» Concept: Text by Mikako Sawada Creating shapes with clay, glazing, and baking in a kiln. Ceramic has unique restrictions that are different from other three-dimensional art forms. Haruka Akiyama and Naoki Nomura choose these “restrictions” as indispensable elements to express their personal views. Plasticity of clay is an ideal material for them to embrace undefined dreams and impulses. The changes of colors and forms given by firing many times are the process of deepening these visions. The unique expressions of glaze that seem almost fetish are something they have in common. Glaze is originally the coating with a glass material for waterproofing and decoration. But for them, it is “painting” with color, glow and depth, and employed as an important part of sculpture. In this exhibition, they present the “vessel type” of works, instead of sculptural works that they usually produce. The vessels have been considered as functional, and put away from the artistic expressions of ceramic. The viewer, however, always reacts to appreciate the vessel with the five senses, taking it with hands and feel. Accessibility of vessel is the moment that creates a common language between the viewer and the artist. This gives the artist a strategy for “infighting” with the viewer, where I find an important possibility of the vessel type of ceramic in the contemporary art in the themes of impulse and accessibility.
» Artist Biography:
Text by Mikako Sawada [ Haruka Akiyama ] Haruka Akiyama: Born in 1986 in Kochi, Japan. She graduated from Kyoto University of Education, and received M.F.A. from Kyoto City University of Arts. She creates a clod of clay by layering the reproduced soil with fiber. Then she carves and fires it, making the natural glaze appear in the section of the layers. By firing many times, she layers the glaze as if she layered the paints, until the glaze obtains the forms and becomes a part of the sculpture. Each sculpture with the trace of movements and time resonances with the sense of life in the installation quietly.
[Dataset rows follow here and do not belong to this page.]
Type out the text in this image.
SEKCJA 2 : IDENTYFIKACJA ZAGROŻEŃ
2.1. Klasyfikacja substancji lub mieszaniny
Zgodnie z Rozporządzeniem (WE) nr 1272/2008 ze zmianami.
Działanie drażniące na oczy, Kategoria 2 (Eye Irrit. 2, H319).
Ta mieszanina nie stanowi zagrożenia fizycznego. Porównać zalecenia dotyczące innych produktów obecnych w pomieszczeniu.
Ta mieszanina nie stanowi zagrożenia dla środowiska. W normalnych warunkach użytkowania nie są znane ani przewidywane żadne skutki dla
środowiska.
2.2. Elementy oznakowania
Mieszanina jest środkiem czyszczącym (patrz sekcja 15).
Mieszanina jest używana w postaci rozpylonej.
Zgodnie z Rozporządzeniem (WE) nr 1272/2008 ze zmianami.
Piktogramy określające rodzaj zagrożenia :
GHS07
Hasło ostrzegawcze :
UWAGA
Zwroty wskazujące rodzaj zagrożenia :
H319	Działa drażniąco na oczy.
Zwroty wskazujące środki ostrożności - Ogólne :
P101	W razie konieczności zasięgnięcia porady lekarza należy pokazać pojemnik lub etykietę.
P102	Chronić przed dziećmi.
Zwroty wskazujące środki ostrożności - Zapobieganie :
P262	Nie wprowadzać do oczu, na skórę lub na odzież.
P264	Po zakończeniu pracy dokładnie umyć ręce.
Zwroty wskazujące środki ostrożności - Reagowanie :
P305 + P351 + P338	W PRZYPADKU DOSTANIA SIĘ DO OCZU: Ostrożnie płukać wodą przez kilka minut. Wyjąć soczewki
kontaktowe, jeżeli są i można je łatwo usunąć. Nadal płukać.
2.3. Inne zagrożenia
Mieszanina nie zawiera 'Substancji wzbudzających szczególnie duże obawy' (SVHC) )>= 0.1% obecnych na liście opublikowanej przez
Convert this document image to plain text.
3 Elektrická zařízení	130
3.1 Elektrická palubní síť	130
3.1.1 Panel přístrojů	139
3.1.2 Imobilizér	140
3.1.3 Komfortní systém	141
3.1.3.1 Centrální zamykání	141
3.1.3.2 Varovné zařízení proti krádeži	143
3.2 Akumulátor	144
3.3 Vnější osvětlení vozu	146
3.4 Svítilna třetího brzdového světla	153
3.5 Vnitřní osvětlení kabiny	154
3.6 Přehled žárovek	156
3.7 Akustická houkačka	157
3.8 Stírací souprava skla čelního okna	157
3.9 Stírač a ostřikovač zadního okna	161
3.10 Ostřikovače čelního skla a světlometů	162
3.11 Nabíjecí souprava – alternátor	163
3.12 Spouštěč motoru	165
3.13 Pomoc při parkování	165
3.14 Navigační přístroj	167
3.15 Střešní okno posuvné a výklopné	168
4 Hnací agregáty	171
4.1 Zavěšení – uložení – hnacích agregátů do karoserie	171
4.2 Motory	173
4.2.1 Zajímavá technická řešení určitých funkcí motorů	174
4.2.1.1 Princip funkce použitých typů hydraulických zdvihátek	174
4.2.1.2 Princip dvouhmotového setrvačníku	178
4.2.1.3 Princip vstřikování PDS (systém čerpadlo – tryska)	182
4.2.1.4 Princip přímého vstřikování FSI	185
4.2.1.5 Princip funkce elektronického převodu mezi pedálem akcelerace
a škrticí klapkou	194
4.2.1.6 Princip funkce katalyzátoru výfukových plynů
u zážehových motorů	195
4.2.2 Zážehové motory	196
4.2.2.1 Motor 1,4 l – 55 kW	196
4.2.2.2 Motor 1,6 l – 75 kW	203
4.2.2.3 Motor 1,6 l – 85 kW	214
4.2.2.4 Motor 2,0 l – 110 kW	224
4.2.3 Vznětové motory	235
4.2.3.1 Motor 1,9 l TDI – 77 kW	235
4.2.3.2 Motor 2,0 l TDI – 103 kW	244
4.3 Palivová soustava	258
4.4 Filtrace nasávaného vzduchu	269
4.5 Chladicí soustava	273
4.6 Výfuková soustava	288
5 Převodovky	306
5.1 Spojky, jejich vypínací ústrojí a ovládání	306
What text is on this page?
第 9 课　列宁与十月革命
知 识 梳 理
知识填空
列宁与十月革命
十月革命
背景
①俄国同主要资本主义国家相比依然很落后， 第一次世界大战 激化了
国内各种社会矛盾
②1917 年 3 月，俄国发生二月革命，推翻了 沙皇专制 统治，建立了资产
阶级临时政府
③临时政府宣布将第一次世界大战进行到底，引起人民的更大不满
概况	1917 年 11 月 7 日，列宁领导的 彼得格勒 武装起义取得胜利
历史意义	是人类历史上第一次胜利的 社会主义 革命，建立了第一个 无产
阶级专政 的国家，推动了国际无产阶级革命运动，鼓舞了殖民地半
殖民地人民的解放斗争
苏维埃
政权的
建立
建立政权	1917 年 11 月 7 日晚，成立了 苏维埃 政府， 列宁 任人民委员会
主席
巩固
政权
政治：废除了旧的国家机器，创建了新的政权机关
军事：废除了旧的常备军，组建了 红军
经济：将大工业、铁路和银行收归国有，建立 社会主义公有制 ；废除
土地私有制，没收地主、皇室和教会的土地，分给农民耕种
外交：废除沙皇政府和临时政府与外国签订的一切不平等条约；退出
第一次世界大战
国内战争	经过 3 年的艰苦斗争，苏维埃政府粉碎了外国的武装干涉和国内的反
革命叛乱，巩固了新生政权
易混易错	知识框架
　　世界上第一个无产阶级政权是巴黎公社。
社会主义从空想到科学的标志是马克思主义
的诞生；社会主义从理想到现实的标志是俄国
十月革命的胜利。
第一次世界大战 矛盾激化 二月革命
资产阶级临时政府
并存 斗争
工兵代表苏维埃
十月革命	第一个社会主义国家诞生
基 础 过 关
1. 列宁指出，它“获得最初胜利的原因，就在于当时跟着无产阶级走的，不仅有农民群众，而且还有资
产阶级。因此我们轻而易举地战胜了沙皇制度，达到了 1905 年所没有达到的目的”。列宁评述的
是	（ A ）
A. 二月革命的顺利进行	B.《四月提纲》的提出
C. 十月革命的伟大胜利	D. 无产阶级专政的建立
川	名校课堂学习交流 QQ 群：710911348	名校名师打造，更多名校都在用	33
[ Naoki Nomura ] : Born in 1978 in Hyogo, Japan. He received M.F.A. from Kyoto Seika University in 2004. In 2005, he founded TRACTORS STUDIO. He creates colorful, figure-like sculptures. Firing glaze and pigments in many layers, he creates colors like improvisation, and finishes up with painted figures. He communicates with the unexpected results of firing, which he describes as “layering colors and textures”. He creates fantastic world on ceramic, by neither leaving it to firing nor controlling the result with test pieces, but by using fire and glaze with the sensitivity of a painter of improvisation.